What is being a grown up? How do you act your age?
Well the obvious answer is that you don’t. You just be who you be! Still, I get confused by it all. I’m fortunate to be told I don’t look 51 and since I’ve no intention of acting it (whatever IT might be) what’s the problem?
I, like most people as they get older still feel 23 inside, even though those days have clearly come and gone in the cold light of day. Over the years, I have gone from someone who was afraid of my own voice, to someone who feels the fear but says it anyway! I think I come across as strong, assertive and confident, but it’s all an act; it’s the learned ability to put on a brave face, right foot forward and stand up for what I believe. Inside, I’m a quivering wreck, wishing I could disappear behind the sheets in my bunkbed hideaway. That’s what getting older has done for me. It has made me someone who can front out the difficult times and blag their way through life with a bravado that people believe.

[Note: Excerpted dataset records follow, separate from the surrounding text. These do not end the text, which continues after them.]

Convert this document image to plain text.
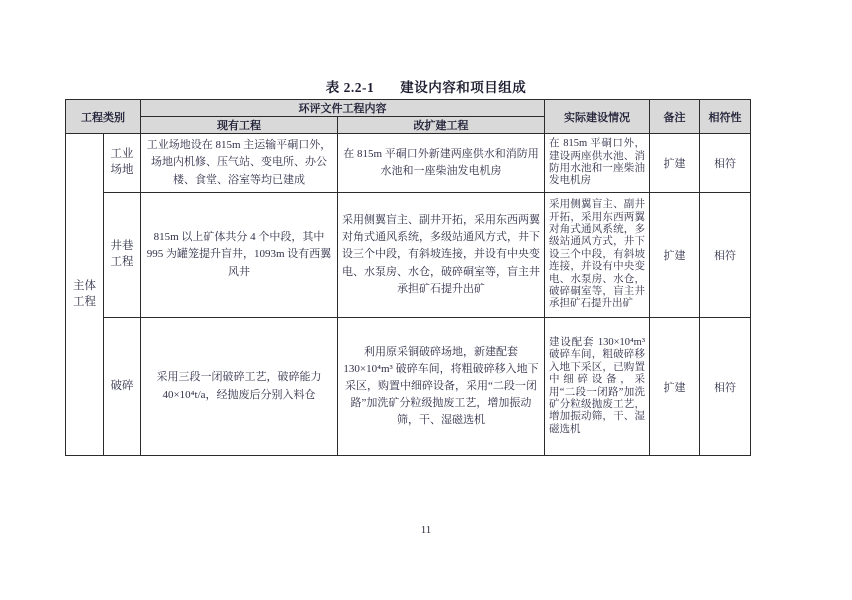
表 2.2-1 建设内容和项目组成
工程类别		环评文件工程内容		实际建设情况	备注	相符性
		现有工程	改扩建工程			
主体工程	工业场地	工业场地设在 815m 主运输平硐口外，场地内机修、压气站、变电所、办公楼、食堂、浴室等均已建成	在 815m 平硐口外新建两座供水和消防用水池和一座柴油发电机房	在 815m 平硐口外，建设两座供水池、消防用水池和一座柴油发电机房	扩建	相符
	井巷工程	815m 以上矿体共分 4 个中段，其中 995 为罐笼提升盲井，1093m 设有西翼风井	采用侧翼盲主、副井开拓，采用东西两翼对角式通风系统，多级站通风方式，井下设三个中段，有斜坡连接，并设有中央变电、水泵房、水仓，破碎硐室等，盲主井承担矿石提升出矿	采用侧翼盲主、副井开拓，采用东西两翼对角式通风系统，多级站通风方式，井下设三个中段，有斜坡连接，并设有中央变电、水泵房、水仓，破碎硐室等，盲主井承担矿石提升出矿	扩建	相符
	破碎	采用三段一闭破碎工艺，破碎能力 40×10⁴t/a，经抛废后分别入料仓	利用原采铜破碎场地，新建配套 130×10⁴m³ 破碎车间，将粗破碎移入地下采区，购置中细碎设备，采用“二段一闭路”加洗矿分粒级抛废工艺，增加振动筛，干、湿磁选机	建设配套 130×10⁴m³ 破碎车间，粗破碎移入地下采区，已购置中细碎设备，采用“二段一闭路”加洗矿分粒级抛废工艺，增加振动筛，干、湿磁选机	扩建	相符
11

Being a grown up is just a big game of smoke-and-mirrrors.
When I’m home alone, I’m singing into the vacuum hose and leaping about to my favourite 80’s/90’s tunes. I still watch old DVDs of Ren & Stimpy and find them hilarious, even after the 157th viewing! I love (crunchy) peanut butter sandwiches and playing on the floor with my dog. I’d happily throw myself into a ball park and dive around screaming ‘Bazinga!’ if there was one around here. It’s almost as if I’m Benjamin(a) Button and the older I get, the more I regress.

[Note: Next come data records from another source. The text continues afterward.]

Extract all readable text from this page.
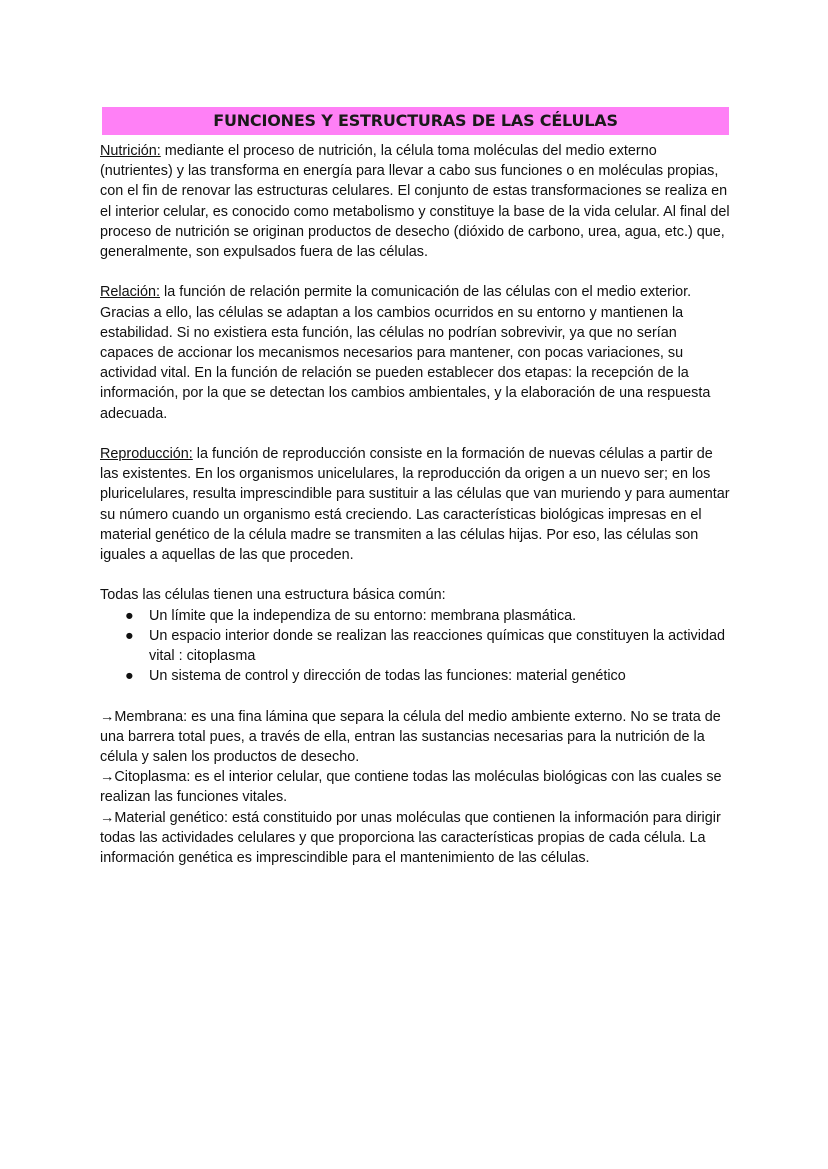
FUNCIONES Y ESTRUCTURAS DE LAS CÉLULAS

Nutrición: mediante el proceso de nutrición, la célula toma moléculas del medio externo (nutrientes) y las transforma en energía para llevar a cabo sus funciones o en moléculas propias, con el fin de renovar las estructuras celulares. El conjunto de estas transformaciones se realiza en el interior celular, es conocido como metabolismo y constituye la base de la vida celular. Al final del proceso de nutrición se originan productos de desecho (dióxido de carbono, urea, agua, etc.) que, generalmente, son expulsados fuera de las células.

Relación: la función de relación permite la comunicación de las células con el medio exterior. Gracias a ello, las células se adaptan a los cambios ocurridos en su entorno y mantienen la estabilidad. Si no existiera esta función, las células no podrían sobrevivir, ya que no serían capaces de accionar los mecanismos necesarios para mantener, con pocas variaciones, su actividad vital. En la función de relación se pueden establecer dos etapas: la recepción de la información, por la que se detectan los cambios ambientales, y la elaboración de una respuesta adecuada.

Reproducción: la función de reproducción consiste en la formación de nuevas células a partir de las existentes. En los organismos unicelulares, la reproducción da origen a un nuevo ser; en los pluricelulares, resulta imprescindible para sustituir a las células que van muriendo y para aumentar su número cuando un organismo está creciendo. Las características biológicas impresas en el material genético de la célula madre se transmiten a las células hijas. Por eso, las células son iguales a aquellas de las que proceden.

Todas las células tienen una estructura básica común:

● Un límite que la independiza de su entorno: membrana plasmática.
● Un espacio interior donde se realizan las reacciones químicas que constituyen la actividad vital : citoplasma
● Un sistema de control y dirección de todas las funciones: material genético

→Membrana: es una fina lámina que separa la célula del medio ambiente externo. No se trata de una barrera total pues, a través de ella, entran las sustancias necesarias para la nutrición de la célula y salen los productos de desecho.

→Citoplasma: es el interior celular, que contiene todas las moléculas biológicas con las cuales se realizan las funciones vitales.

→Material genético: está constituido por unas moléculas que contienen la información para dirigir todas las actividades celulares y que proporciona las características propias de cada célula. La información genética es imprescindible para el mantenimiento de las células.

And yet after all of that, I get up every weekday morning and make my way into a highly pressurised working environment; maintaining a professional and decisive demeanour. I’m sitting at my desk dealing with aggro and incompetence. Benjamina is lounging in front of a dinosaur movie, eating donuts and deciding which fancy dress costume to create for next weeks party.
It takes me ages to get ready to go out these days. Not because I’m perfecting my contouring, but because I’m still entrenched in Benjamina’s dress style, which makes it difficult to wear what she considers ‘grown up’ attire. I love the idea of gliding into a bar looking all gauche and elegant, but after a few twirls in front of the mirror in that dress it’s a brisk march back to the wardrobe and into the the old ‘tried and trusted’. Benjamina loves jeans and heavy jumpers; good for a night out at the local pub – not quite the get up for a sophisticated bar.
Benjamina craves to go to music festivals and dance until 5am, crowd surf at a sweaty gig, or sit up watching the sun rise with partygoers on a beach in some exotic location. She wants to do more and more exciting things to put some distance between her and the acceptance of boring middle age and grown up-ness. Although she only lives in my head, she is real – she is Me – and the influence she exerts is strong.
This resistance to embrace Maturity is like a wall which I don’t know how to breach. With Benjamina as strong as ever in my psyche, I just can’t seem to feel like a bonefide grown up although I competently act the part in the outside world. I’m independent, have a good job, am a home-owner and moving through life making my own decisions, but still feel like I’m pretending.
Maybe being grown up is just an exercise in keeping our individual Benjamina’s in line – just some are better at it than others.